De tout ceci résulte qu’Antommarchi fut quelque chose de plus qu’un petit frater corse – qu’il fut deux fois Proclamées en 4 ans docteur en médecine et en chirurgie – et qu’il eut une longue préparation hospitalière, plus de huit ans, un record à cette époque.


Après la mort de l’Empereur, Antommarchi est à Paris, rue de Rivoli et pratique la médecine. Il entretient des relations d’amitié avec les anciens de Sainte-Hélène. Le maréchal Bertrand lui veut du bien et le reçoit en son château de Châteauroux.

Tout le monde se tient coi. La terreur blanche règne. Il n’est pas question du masque de Napoléon.

Après la révolution de juillet, la situation est détendue. Le comité que le maréchal Bertrand préside et où figurent de nombreux Bonapartistes, lance l’édition du masque de bronze de Napoléon. Antommarchi le signe. C’était son droit.

On n’a pas attendu la mort du Dr Burton mais la fin du régime de la restauration. Cela et le retour des cendres, la translation au Dôme des Invalides signifient l’évolution des esprits.


Il s’embarque pour l’Amérique en 1834 et visite la Nouvelle Orléans, Mexico, La Havane. Il est partout bien accueilli.

Il se reprend à faire de l’oculistique. Ses opérations de cataracte ont beaucoup de succès.

Il va visiter les colons français venus de Saint-Domingue et établis planteurs de café aux alentours. Finalement il se fixe à Santiago (Cuba) en mars 1834.

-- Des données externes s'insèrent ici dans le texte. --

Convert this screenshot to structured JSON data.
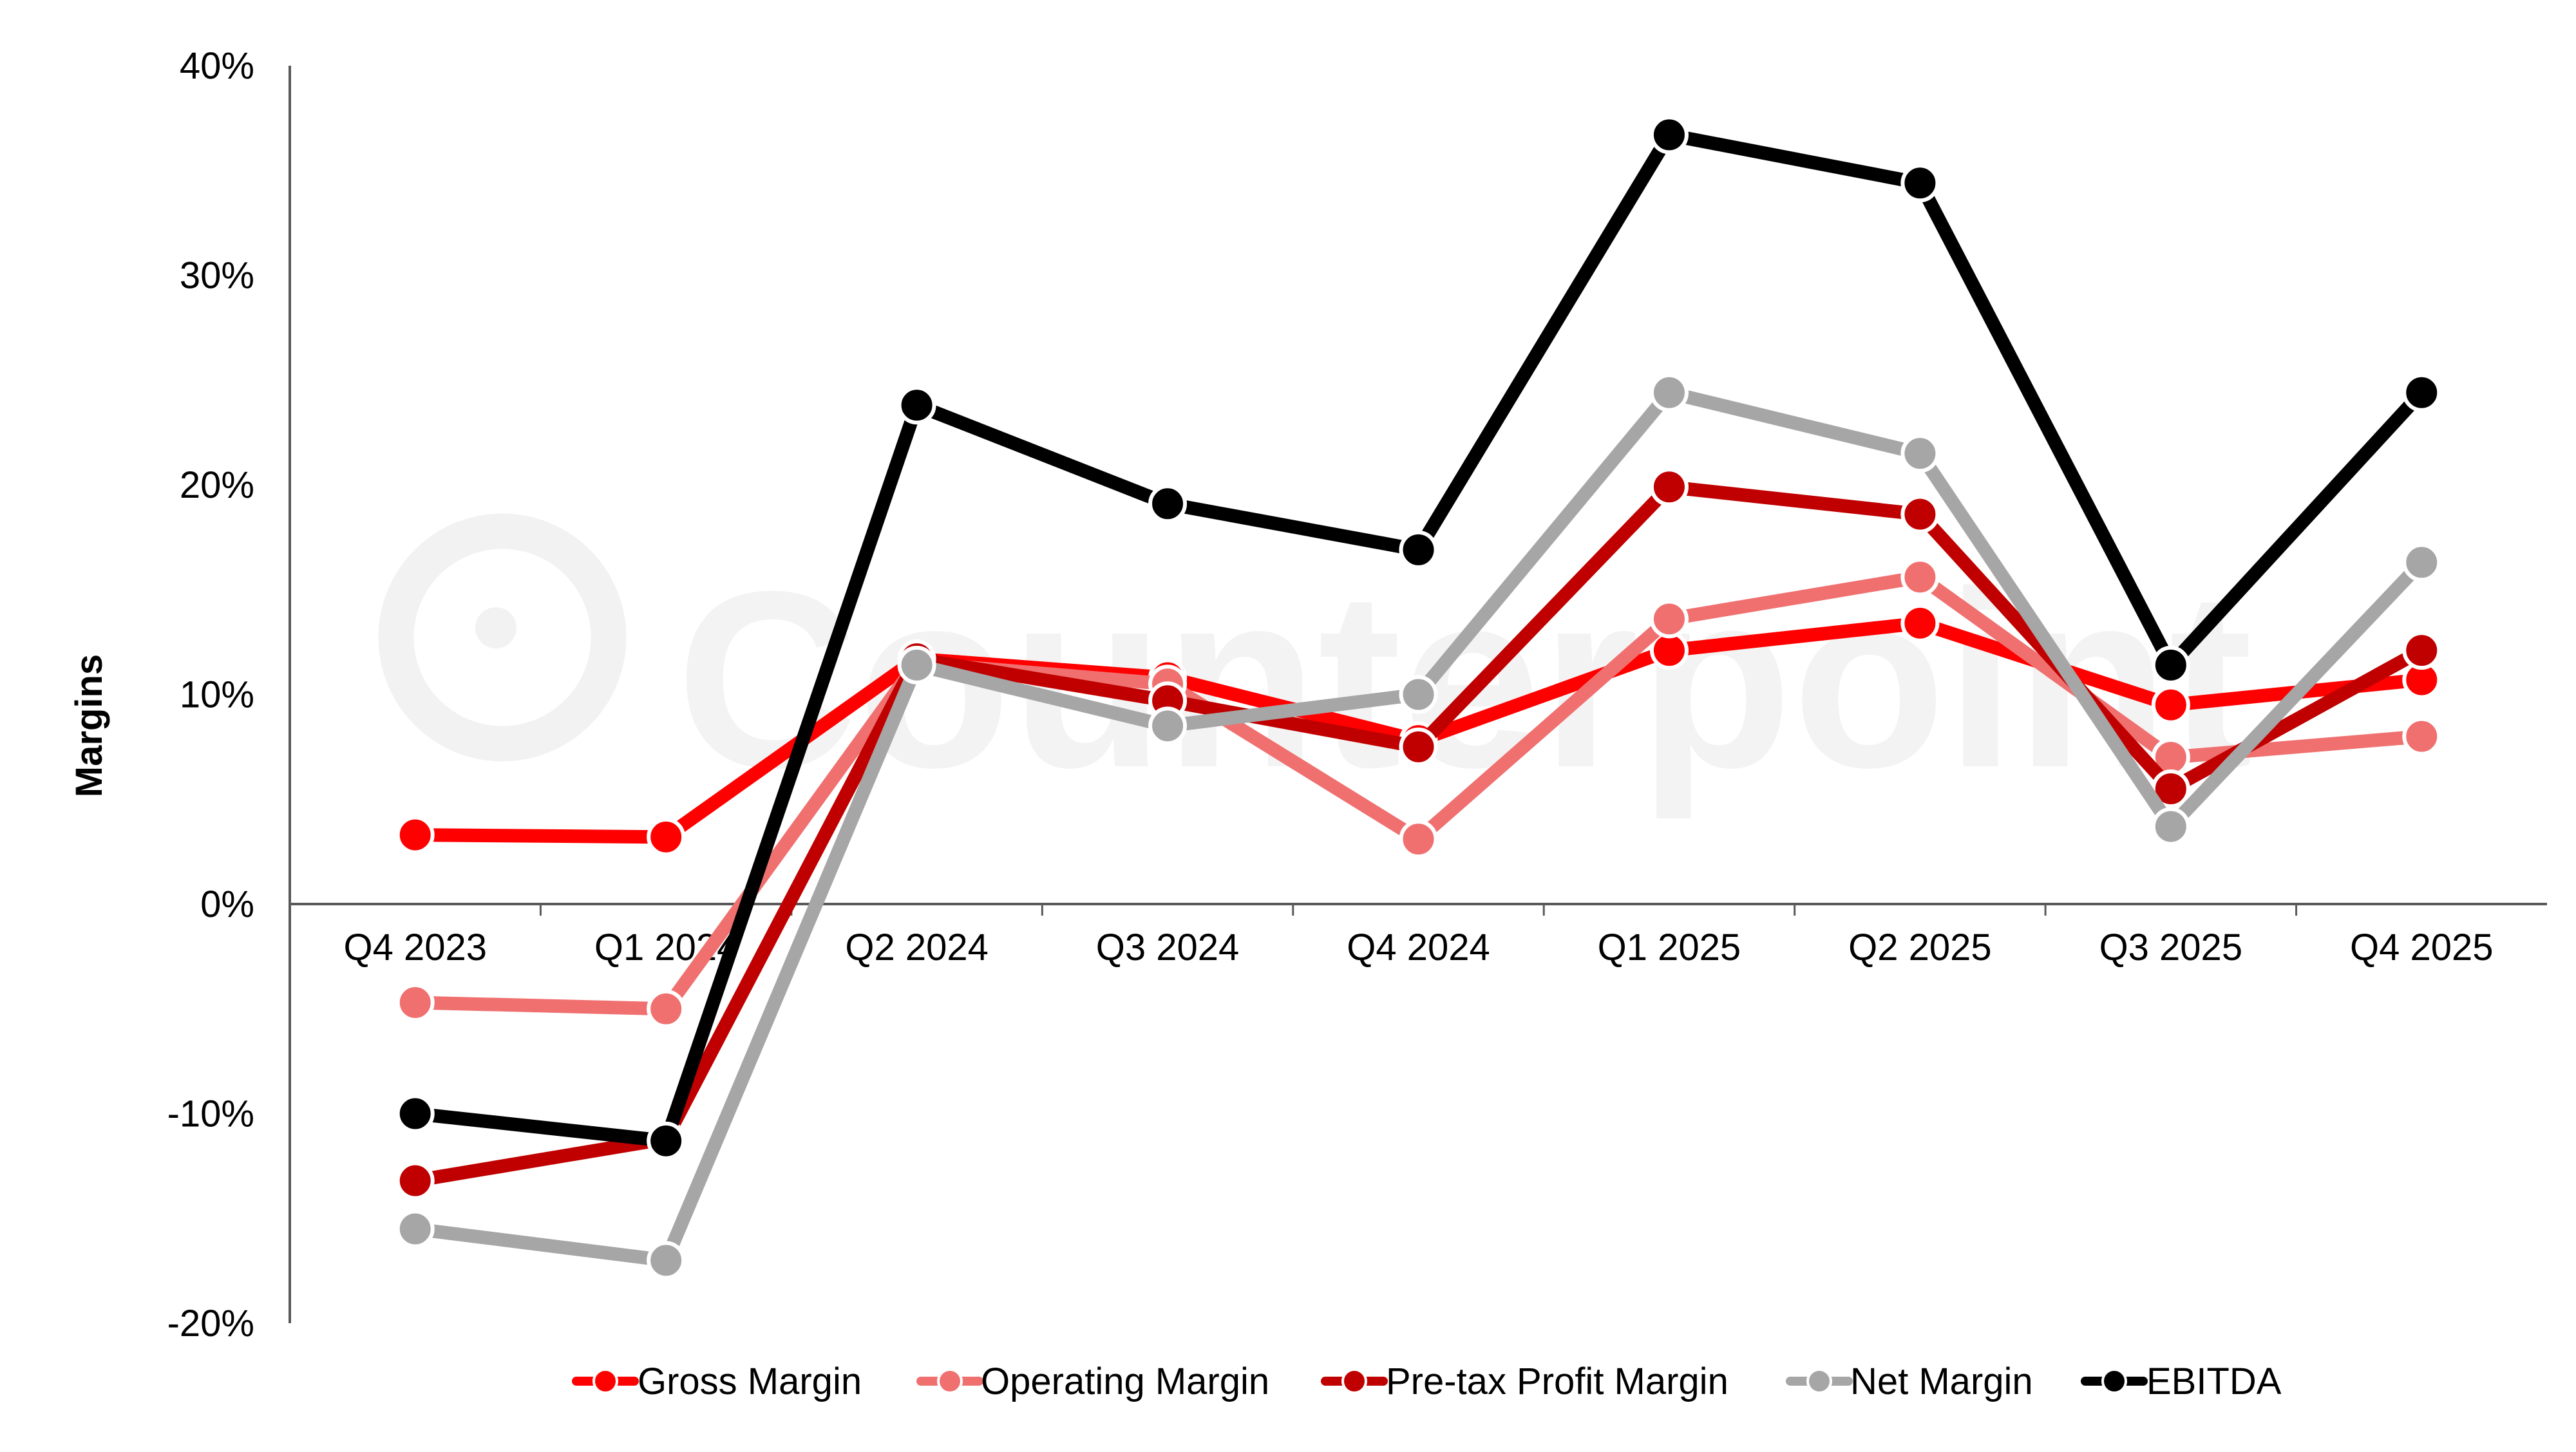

Ses succès d’oculistique furent très remarqués. Aussi était-il tenu en grande estime et respecté de toute la population.

La fièvre jaune épidémique dans l’île était en violente recrudescence au début de 1838. En mars, Antommarchi fut attaqué à son tour et enlevé en quelques jours.

Sa mort fut un deuil national.

Le Général de Moya et le marquis Tenyne conduisaient le deuil. Les régiments de la garnison rendirent les honneurs aux restes mortels d’un des derniers serviteurs de l’Empereur des Français.

Le marquis de Tempu, auquel il avait rendu la vue, ainsi qu’à sa mère, voulut que son médecin fut inhumé dans la crypte de sa famille.

Bref, ce fut une apothéose pour Antommarchi.